My Rock And Roll Soul

As a kid, I went everywhere with my mom. We traveled all over town in our Mercury station wagon, listening to a variety of 8-tracks, including Rachmaninoff, “My Fair Lady”, and a shit-ton of Dionne Warwick.  By the age of 9, I knew the words to every song from every 1960s musical, and could sing along with Mom and Dionne on every tune that Burt Bacharach and Hal David ever wrote.

I had a little turntable that we got at the Green Stamp store, but it wasn’t nearly as good as listening in my brothers’ rooms. They had speakers!

They would not indulge my musical tastes from that time (I was big on the Archies!) but would sometimes allow me entrance into their inner sanctums to listen to whatever they were listening to. This provided a much-needed balance to my near-constant exposure to Broadway musicals and easy-listening radio.

I’m a child of the 70s – the youngest of four.  My three brothers were 9, 7, and 6 years older, which in kid years meant a chasm between me and them. But I liked their music.  My rock and roll soul began to form while listening to Jimi Hendrix, the Beatles, CCR, or the Stones, courtesy of Brother #1.  Down the hall came the strains of The Temptations, The Spinners or Al Green, when Brother #2 was home. If it was Jethro Tull, Frank Zappa, or Argent blasting through the walls, Brother #3 was running the turntable.

Once I got to high school, all three brothers were grown and gone, but someone had been kind enough to leave behind a record player.   Good thing, too, as my mom was getting hot and heavy with Barry Manilow and Carly Simon. It was dicey there for a year or so, but I finally got a driver’s license and my own little piece-of-shit car with an 8-track player. By the age of 16, I had achieved musical freedom!

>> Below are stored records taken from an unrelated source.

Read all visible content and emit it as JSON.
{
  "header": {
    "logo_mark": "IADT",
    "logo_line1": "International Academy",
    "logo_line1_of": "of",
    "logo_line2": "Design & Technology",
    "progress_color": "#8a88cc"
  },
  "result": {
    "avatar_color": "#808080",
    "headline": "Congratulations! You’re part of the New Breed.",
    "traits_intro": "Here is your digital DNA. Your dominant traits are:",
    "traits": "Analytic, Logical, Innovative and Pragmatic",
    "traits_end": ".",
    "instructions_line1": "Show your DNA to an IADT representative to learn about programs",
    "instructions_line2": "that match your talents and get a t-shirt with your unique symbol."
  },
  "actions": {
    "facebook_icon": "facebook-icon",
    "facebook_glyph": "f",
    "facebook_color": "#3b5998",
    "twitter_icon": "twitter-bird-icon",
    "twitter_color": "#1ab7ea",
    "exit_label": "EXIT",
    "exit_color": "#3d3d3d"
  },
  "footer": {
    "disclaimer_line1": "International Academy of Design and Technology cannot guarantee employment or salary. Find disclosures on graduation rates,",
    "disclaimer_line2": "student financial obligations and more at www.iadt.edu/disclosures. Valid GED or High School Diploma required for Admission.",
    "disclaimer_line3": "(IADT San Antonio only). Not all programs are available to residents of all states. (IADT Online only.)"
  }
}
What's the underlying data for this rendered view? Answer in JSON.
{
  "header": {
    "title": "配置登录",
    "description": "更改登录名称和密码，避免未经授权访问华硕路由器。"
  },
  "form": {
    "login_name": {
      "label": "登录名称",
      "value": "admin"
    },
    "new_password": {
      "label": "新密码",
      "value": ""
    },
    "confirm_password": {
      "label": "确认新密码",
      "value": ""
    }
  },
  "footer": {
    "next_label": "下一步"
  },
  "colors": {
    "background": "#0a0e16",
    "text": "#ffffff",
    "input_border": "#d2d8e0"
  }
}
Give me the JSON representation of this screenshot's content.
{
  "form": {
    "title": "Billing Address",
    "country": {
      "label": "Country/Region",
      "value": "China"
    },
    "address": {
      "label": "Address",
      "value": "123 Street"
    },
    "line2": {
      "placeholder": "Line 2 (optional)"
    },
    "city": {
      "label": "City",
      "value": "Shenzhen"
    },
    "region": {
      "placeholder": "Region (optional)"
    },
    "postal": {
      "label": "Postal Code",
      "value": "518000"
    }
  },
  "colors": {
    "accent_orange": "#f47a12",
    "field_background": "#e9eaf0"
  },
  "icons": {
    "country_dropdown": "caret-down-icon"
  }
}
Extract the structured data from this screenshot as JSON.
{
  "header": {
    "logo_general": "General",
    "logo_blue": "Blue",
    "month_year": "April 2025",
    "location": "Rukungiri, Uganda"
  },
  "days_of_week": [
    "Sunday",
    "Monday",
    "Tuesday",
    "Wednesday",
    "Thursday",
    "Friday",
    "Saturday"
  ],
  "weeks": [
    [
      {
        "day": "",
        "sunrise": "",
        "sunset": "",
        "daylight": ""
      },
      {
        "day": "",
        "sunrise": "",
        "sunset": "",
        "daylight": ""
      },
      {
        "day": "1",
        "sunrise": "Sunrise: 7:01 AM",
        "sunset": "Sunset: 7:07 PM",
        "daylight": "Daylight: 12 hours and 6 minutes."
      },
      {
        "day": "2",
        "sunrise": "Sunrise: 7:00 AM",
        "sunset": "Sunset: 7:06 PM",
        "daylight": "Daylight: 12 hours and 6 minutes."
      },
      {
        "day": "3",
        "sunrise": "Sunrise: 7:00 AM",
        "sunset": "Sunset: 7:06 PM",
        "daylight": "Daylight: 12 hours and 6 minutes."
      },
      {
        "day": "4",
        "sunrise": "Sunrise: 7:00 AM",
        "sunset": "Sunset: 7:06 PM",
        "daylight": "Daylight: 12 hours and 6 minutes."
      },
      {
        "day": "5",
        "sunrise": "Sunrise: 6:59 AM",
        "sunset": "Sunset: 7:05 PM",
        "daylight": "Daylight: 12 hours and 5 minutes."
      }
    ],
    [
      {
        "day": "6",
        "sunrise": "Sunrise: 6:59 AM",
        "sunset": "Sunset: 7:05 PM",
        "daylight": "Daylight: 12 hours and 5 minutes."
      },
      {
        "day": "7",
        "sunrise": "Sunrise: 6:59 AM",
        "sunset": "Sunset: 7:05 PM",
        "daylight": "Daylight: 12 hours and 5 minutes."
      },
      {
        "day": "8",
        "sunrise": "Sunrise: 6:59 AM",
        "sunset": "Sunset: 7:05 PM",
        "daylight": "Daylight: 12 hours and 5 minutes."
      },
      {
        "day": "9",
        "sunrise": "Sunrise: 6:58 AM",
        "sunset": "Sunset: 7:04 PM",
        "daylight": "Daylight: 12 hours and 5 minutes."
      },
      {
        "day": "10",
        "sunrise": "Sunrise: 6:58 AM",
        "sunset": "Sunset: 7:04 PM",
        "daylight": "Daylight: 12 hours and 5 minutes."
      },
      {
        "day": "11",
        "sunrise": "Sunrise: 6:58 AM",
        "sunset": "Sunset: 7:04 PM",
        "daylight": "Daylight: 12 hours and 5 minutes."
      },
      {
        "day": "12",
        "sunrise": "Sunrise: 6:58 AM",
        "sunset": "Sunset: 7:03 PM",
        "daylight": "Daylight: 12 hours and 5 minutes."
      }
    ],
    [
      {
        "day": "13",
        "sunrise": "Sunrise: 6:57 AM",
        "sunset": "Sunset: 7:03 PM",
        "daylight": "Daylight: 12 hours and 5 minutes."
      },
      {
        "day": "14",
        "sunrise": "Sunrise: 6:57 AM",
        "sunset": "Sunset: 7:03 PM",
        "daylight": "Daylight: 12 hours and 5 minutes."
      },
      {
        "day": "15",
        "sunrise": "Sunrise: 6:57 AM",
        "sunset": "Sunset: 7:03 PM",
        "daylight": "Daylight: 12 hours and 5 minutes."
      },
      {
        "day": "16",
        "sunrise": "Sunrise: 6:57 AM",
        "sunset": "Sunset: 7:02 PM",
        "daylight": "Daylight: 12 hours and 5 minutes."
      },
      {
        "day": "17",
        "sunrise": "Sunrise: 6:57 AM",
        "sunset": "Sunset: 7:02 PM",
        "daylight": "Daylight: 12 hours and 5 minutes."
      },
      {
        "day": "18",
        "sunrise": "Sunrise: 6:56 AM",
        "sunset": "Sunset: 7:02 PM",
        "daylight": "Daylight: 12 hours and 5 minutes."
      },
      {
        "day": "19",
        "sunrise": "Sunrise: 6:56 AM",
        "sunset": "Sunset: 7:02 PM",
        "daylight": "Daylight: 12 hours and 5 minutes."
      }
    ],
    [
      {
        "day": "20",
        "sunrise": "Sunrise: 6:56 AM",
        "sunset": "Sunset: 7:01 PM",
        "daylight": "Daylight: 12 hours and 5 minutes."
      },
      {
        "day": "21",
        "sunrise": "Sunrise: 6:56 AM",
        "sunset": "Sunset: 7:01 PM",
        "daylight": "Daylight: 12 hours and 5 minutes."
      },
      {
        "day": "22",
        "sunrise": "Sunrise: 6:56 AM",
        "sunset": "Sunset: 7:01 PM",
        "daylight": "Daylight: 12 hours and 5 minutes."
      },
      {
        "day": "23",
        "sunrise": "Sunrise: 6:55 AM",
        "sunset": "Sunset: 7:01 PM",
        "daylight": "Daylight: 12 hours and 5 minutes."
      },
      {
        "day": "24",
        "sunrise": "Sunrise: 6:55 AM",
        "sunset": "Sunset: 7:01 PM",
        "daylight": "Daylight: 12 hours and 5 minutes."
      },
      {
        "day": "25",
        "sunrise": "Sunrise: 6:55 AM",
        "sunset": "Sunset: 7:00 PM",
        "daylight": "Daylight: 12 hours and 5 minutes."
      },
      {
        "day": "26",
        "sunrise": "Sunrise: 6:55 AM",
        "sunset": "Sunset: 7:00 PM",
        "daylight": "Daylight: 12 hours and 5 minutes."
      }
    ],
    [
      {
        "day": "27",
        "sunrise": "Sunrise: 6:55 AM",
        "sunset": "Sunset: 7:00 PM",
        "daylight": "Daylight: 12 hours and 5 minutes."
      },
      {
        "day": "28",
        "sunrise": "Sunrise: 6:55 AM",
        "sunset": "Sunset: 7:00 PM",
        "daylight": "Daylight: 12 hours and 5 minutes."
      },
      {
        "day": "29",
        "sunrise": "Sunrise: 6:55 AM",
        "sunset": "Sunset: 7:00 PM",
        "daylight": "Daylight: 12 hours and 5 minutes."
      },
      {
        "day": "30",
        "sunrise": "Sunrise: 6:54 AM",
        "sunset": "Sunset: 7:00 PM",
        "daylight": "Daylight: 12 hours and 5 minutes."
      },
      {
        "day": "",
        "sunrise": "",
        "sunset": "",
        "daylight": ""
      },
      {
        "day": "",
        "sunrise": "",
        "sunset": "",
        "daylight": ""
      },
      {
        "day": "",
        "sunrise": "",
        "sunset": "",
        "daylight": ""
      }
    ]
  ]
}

Mostly, I listened to whatever my peers were listening to – the Eagles, Boston, Queen, Zeppelin, Chicago, Fleetwood Mac.  Because of my exposure to my brothers’ music, however, I bravely ventured off the Top 40 path now and again. I loved Shawn Phillips, although no one in my circle of friends had ever heard of him. He played at a club in Dallas and I had to drag a guy I was dating to see him. It was my first time to see a musical act in an intimate club setting. I had to use a fake ID to get in, which was both terrifying and exhilarating.

But so worth it! To me, the music was amazing. My date was still not impressed, and was pretty pissed when, at the evening’s end, I wouldn’t provide sexual favors in return for making him sit through a show he didn’t want to see. I’d bought the tickets, but he’d been plying me with alcohol all evening, all for naught. Shawn Phillips won my heart that night.

Finally, my record player and I headed off to college, where I listened to Rush, Yes, and Supertramp. But soon, I stopped paying attention to music and got busy falling in love with the wrong person. He was athletic and blond and pretty. Maybe a little dumb. He was very pious. I was not.

We pretended to be each other’s everything for over a year.  In the end, though, his piety, or my lack thereof, did us in. He would have married me, he said, if only I had seen the light and accepted Jesus as my personal savior.  He’d told me from the get-go that he couldn’t marry a girl who would end up in hell. It was not acceptable for a good Christian boy to marry a heathen, particularly a Jewish heathen!  Fornicating with one was okay, as long as you prayed afterwards, but marriage?  It just wasn’t done. I was too young to fully appreciate this hypocrisy back then, but the lesson stuck with me.

But soon, I met the right person. He was nothing like my first true love. He was a cowboy. He was not even remotely pious. He drank and smoked and shot pool and he made me think about having sex and NOT praying afterwards.  He was really smart, and ruggedly handsome, and a little dangerous.  I’d never been involved with a bad boy before.  I thought he was perfect.  Well, almost. He listened to country music. I wasn’t a big fan, but I could tolerate it. And surely he could be trained.

When I married him a few years later, I refused to walk down the aisle to the traditional Wedding March. It did nothing for me.  I wanted epic music, something momentous to suit the occasion.  I chose composer Jeremiah Clarke’s “Prince of Denmark March,” because it gave me goose bumps. That’s the mark of an epic piece of music – if it makes your hair stand on end, then it’s reached inside of you and touched your soul.

I get this feeling when I hear the finale of Saint-Saëns’ Symphony #3 in C Minor, Opus 78.  When Shawn Phillips hits those high notes on “What’s Happenin’ Jim?,” I feel it. When I listen to the opening note of Pink Floyd’s “Echoes”, that funny sonar ping, I feel it.  And every time I hear the first simple guitar notes at the start of the Foos’ “Come Alive,” I feel it. That little rush of anticipation comes over me, because I know I’m about to hear something amazing and grand. Something…epic!